In this article, you will be learning how to set up a CI/CD pipeline for your springboot application using Jenkins and Github webhooks.
- A working knowledge of Springboot
- Jenkins installed on your machine
Continous integration and delivery make up the devops lifecycle. There are 8 phases in the devops lifecyle.
Continous delivery make up the first four phases which include: plan, code, build and test. Continous integration make up the last four phases which include: integrate, deploy, operate and monitor.
Jenkins is a tool for integrating automatically into the existing codebase after testing is complete. It spans both continous delivery (build and test phase) and continous integration (integration).
If your project is already hosted on Github, you can skip this step. Otherwise, create a repository on Github, map the remote url to your project and create two branches: prod and dev.
The dev branch is what Jenkins will be interfacing with, once there is a successful build in this branch then we can integrate the changes into our prod branch, this would interface with your deployment platform.
Using this method, we will catch errors during development and avoid them at production.
To start up Jenkins for Ubuntu users, locate the jenkins.war file in the /usr/share/jenkins path. Once found, run the command below to start Jenkins manually.
java -jar jenkins.war --httpPort=8080
For Windows and MacOs users, view the official Jenkins documentation for how to setup the server.
You should have Jenkins running now. Jenkins default port is 8080. Head over to your browser and run localhost:8080.
An aside, Springboot runs on port 8080 as well, you will have to change your port using server.port=9090 in your application.properties file.
If you're using Jenkins for the first time, you will be presented with a page that has path to a file. The file contains your Jenkins administrator password. Copy the path. To view the contents, run this command
cat <file path>
Once that is done, you should be able to see the password. Copy and paste into the input field provided and click the button. Next up, you will be required to install Jenkins plugins. You can choose to install all plugins or install selected plugins. Go for the former and wait for the installation to be done. If it fails, retry.
After the installation is complete. You will be required to create a new user admin. You can choose to skip this step and continue with the initial administrator credentials provided by Jenkins. I strongly advise you create a new user. Once that is done, you will be redirected to your Jenkins dashboard.
This step is vital in the build automation. On the dashboard menu items, click Manage Jenkins and then, Manage Credentials. There is an already existing Jenkins credential. Click on it and then the Global credentials.
Click Add Credentials and you will be presented with where to fill your details.
Github no longer has support for username and password. In selecting a credential kind, pick SSH Username with private key. This means you should already have your SSH keys (private and public).
If you do not have one, follow this link to generate yours and link to Github here.

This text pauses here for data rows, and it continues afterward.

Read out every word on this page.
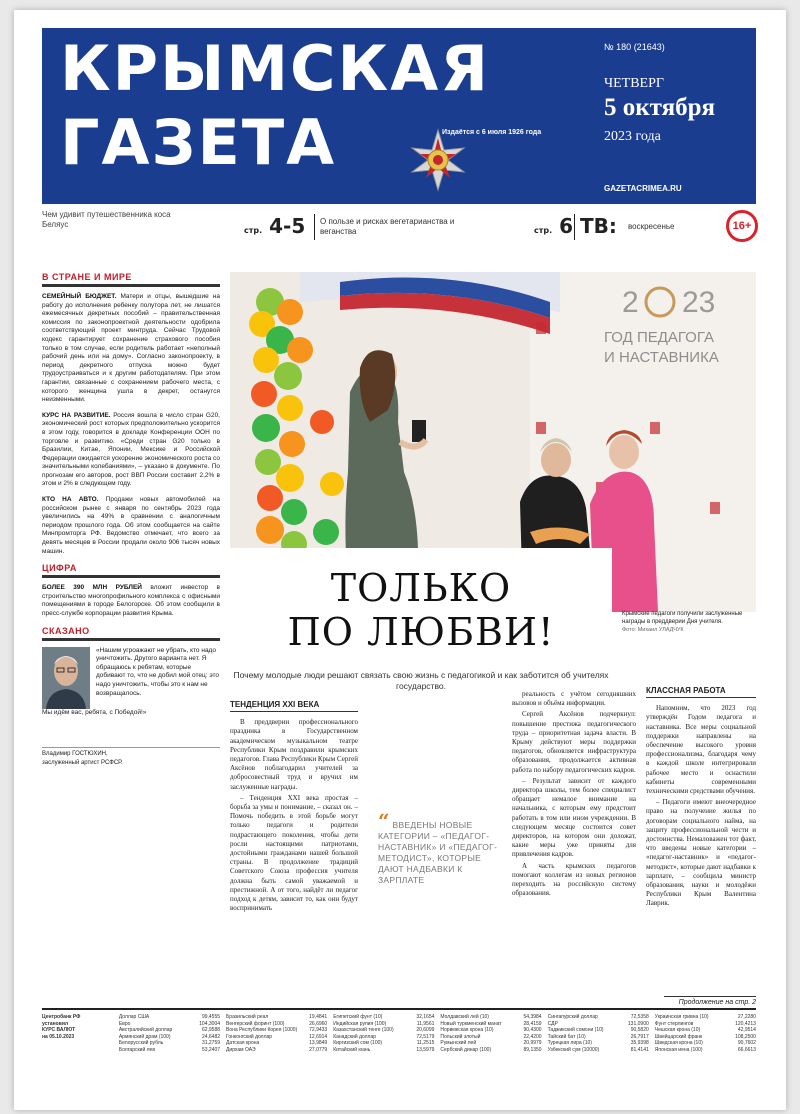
КРЫМСКАЯ
ГАЗЕТА	Издаётся с 6 июля 1926 года
№ 180 (21643)
ЧЕТВЕРГ
5 октября
2023 года
GAZETACRIMEA.RU
Чем удивит путешественника коса Беляус
стр. 4-5 О пользе и рисках вегетарианства и веганства	стр. 6 ТВ: воскресенье	16+
В СТРАНЕ И МИРЕ

СЕМЕЙНЫЙ БЮДЖЕТ. Матери и отцы, вышедшие на работу до исполнения ребенку полутора лет, не лишатся ежемесячных декретных пособий – правительственная комиссия по законопроектной деятельности одобрила соответствующий проект минтруда. Сейчас Трудовой кодекс гарантирует сохранение страхового пособия только в том случае, если родитель работает «неполный рабочий день или на дому». Согласно законопроекту, в период декретного отпуска можно будет трудоустраиваться и к другим работодателям. При этом гарантии, связанные с сохранением рабочего места, с которого женщина ушла в декрет, останутся неизменными.

КУРС НА РАЗВИТИЕ. Россия вошла в число стран G20, экономический рост которых предположительно ускорится в этом году, говорится в докладе Конференции ООН по торговле и развитию. «Среди стран G20 только в Бразилии, Китае, Японии, Мексике и Российской Федерации ожидается ускорение экономического роста со значительными колебаниями», – указано в документе. По прогнозам его авторов, рост ВВП России составит 2,2% в этом и 2% в следующем году.

КТО НА АВТО. Продажи новых автомобилей на российском рынке с января по сентябрь 2023 года увеличились на 49% в сравнении с аналогичным периодом прошлого года. Об этом сообщается на сайте Минпромторга РФ. Ведомство отмечает, что всего за девять месяцев в России продали около 906 тысяч новых машин.

ЦИФРА

БОЛЕЕ 390 МЛН РУБЛЕЙ вложит инвестор в строительство многопрофильного комплекса с офисными помещениями в городе Белогорске. Об этом сообщили в пресс-службе корпорации развития Крыма.

СКАЗАНО
«Нашим угроажают не убрать, кто надо уничтожить. Другого варианта нет. Я обращаюсь к ребятам, которые добивают то, что не добил мой отец: это надо уничтожить, чтобы это к нам не возвращалось.
Мы идём вас, ребята, с Победой!»
Владимир ГОСТЮХИН,
заслуженный артист РСФСР.
2 23
ГОД ПЕДАГОГА
И НАСТАВНИКА
ТОЛЬКО
ПО ЛЮБВИ!	Крымские педагоги получили заслуженные награды в преддверии Дня учителя.
Фото: Михаил УЛАДЧУК
Почему молодые люди решают связать свою жизнь с педагогикой и как заботится об учителях государство.
ТЕНДЕНЦИЯ XXI ВЕКА

В преддверии профессионального праздника в Государственном академическом музыкальном театре Республики Крым поздравили крымских педагогов. Глава Республики Крым Сергей Аксёнов поблагодарил учителей за добросовестный труд и вручил им заслуженные награды.

– Тенденция XXI века простая – борьба за умы и понимание, – сказал он. – Помочь победить в этой борьбе могут только педагоги и родители подрастающего поколения, чтобы дети росли настоящими патриотами, достойными гражданами нашей большой страны. В продолжение традиций Советского Союза профессия учителя должна быть самой уважаемой и престижной. А от того, найдёт ли педагог подход к детям, зависит то, как они будут воспринимать

“ ВВЕДЕНЫ НОВЫЕ КАТЕГОРИИ – «ПЕДАГОГ-НАСТАВНИК» И «ПЕДАГОГ-МЕТОДИСТ», КОТОРЫЕ ДАЮТ НАДБАВКИ К ЗАРПЛАТЕ

реальность с учётом сегодняшних вызовов и объёма информации.

Сергей Аксёнов подчеркнул: повышение престижа педагогического труда – приоритетная задача власти. В Крыму действуют меры поддержки педагогов, обновляется инфраструктура образования, продолжается активная работа по набору педагогических кадров.

– Результат зависит от каждого директора школы, тем более специалист обращает немалое внимание на начальника, с которым ему предстоит работать в том или ином учреждении. В следующем месяце состоится совет директоров, на котором они доложат, какие меры уже приняты для привлечения кадров.

А часть крымских педагогов помогают коллегам из новых регионов переходить на российскую систему образования.

КЛАССНАЯ РАБОТА

Напомним, что 2023 год утверждён Годом педагога и наставника. Все меры социальной поддержки направлены на обеспечение высокого уровня профессионализма, благодаря чему в каждой школе интегрировали рабочее место и оснастили кабинеты современными техническими средствами обучения.

– Педагоги имеют внеочередное право на получение жилья по договорам социального найма, на защиту профессиональной чести и достоинства. Немаловажен тот факт, что введены новые категории – «педагог-наставник» и «педагог-методист», которые дают надбавки к зарплате, – сообщила министр образования, науки и молодёжи Республики Крым Валентина Лаврик.

Продолжение на стр. 2
Центробанк РФ
установил
КУРС ВАЛЮТ
на 05.10.2023
Доллар США	99,4555
Евро	104,3004
Австралийский доллар	62,9588
Армянский драм (100)	24,6482
Белорусский рубль	31,2759
Болгарский лев	53,2407
Бразильский реал	19,4841
Венгерский форинт (100)	26,6960
Вона Республики Корея (1000) 72,9433
Гонконгский доллар	12,6914
Датская крона	13,9849
Дирхам ОАЭ	27,0779
Египетский фунт (10)	32,1654
Индийская рупия (100)	11,9561
Казахстанский тенге (100)	20,6099
Канадский доллар	72,5179
Киргизский сом (100)	11,2515
Китайский юань	13,5979
Молдавский лей (10)	54,3984
Новый туркменский манат	28,4159
Норвежская крона (10)	90,4300
Польский злотый	22,4200
Румынский лей	20,9979
Сербский динар (100)	89,1350
Сингапурский доллар	72,5358
СДР	131,0900
Таджикский сомони (10)	90,5820
Тайский бат (10)	26,7917
Турецкая лира (10)	35,9398
Узбекский сум (10000)	81,4141
Украинская гривна (10)	27,2280
Фунт стерлингов	120,4213
Чешская крона (10)	42,9514
Швейцарский франк	108,2500
Шведская крона (10)	90,7602
Японская иена (100)	66,6613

Enter your username and select Enter directly in the private key option and make sure it is your generated private SSH key you are entering not the public SSH key. Click OK to continue.
Go back to your dashboard. Create a job. Enter a name for your job, select Freestyle project and save to continue.

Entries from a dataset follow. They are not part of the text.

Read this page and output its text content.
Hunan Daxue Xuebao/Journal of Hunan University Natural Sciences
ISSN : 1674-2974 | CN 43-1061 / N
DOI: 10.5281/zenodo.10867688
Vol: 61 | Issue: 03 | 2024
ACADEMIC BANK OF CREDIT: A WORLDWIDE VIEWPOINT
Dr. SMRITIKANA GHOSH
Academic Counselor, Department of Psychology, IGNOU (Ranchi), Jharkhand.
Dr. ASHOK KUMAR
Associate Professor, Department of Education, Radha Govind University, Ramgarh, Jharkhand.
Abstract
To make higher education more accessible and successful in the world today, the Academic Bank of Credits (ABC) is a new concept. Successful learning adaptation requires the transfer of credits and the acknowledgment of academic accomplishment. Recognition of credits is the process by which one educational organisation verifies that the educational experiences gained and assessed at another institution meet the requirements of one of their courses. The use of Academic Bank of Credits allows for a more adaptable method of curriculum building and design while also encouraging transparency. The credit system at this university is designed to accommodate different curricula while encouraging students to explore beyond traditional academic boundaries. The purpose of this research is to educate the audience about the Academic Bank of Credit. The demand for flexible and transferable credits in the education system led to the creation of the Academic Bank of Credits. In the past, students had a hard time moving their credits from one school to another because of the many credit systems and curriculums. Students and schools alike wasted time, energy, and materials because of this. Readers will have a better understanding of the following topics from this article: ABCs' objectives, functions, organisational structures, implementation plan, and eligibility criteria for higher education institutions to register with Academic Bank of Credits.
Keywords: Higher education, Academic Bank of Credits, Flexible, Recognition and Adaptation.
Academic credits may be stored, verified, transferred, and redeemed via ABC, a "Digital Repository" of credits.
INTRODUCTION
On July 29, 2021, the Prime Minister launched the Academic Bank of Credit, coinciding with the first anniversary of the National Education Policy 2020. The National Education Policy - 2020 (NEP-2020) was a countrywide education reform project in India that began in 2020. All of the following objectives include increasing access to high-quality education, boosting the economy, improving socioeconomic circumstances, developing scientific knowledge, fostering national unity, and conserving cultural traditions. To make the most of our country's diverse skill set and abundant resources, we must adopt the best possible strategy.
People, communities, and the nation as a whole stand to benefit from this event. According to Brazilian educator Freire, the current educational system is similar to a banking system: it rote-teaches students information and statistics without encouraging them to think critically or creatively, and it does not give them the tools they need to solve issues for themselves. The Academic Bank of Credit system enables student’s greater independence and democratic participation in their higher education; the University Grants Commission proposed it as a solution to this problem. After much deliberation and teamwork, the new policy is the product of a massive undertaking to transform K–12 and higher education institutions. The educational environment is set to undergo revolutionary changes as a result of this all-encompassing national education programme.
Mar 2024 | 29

Enter a description for your Jenkins job in the General tab. In the source code management tab, select Git, enter the repository url for your project. Under credentials, select the credential your created. In branches to build, edit the prepopulated branch and set to dev.
In the Build Triggers tab, check GitHub hook trigger for GITScm polling. You can choose to run this trigger with the Poll SCM option. This setup would require you input a time schedule for when the hook trigger would happen. Currently, I didn't select the Poll SCM option.
Scroll to the Build tab and select Execute shell. This is where we specify the build command for our Spring application.
./mvnw install test
Input this maven build command, it runs both test and build our app into an artifact. Once done, click save.
The webhook automates the build process as opposed to manually running the build from Jenkins.
Navigate to the settings tab of your spring app github repository, click on Webhooks. You will be required to provide a Payload URL and secret. The secret key is a token you generate in Jenkins and it is used to make API calls. For our payload URL, we will generate one using ngrok.
Ngrok is a tool for generating a live URL for your locally hosted project. We need to expose Jenkins to our webhook, hence the need for ngrok.
Download ngrok zip file from here and unzip. Open your terminal and cd into the directory you unzipped ngrok.
For Ubuntu users, run this command to generate a url:
./ngrok http 8080
Make sure to append /github-webhook/ to your payload url, this is required by the webhook. Set content type to application/json.
Let's get our secret token. In your Jenkins dashboard, click on the dropdown arrow beside your name located at the top left corner. Select configure.
Scroll down to locate the API token tab, click on Add new token and generate one. Once it is generated, copy the token, save and paste it in the secret field in github.
In github, still in webhooks, the question Which events would you like to trigger this webhook?, for this article we will select Just the push event option and click Add webhook. You can explore other options to see what they offer.
You should be in your dev branch. Make changes to your code and push. The build started automatically.
Once the build is successful, next, make a merge request to the prod branch and deploy.
In this article, we successfully setup a CI/CD pipeline using Jenkins and with Github webhooks, automated our build process as opposed to manually triggering the build from Jenkins.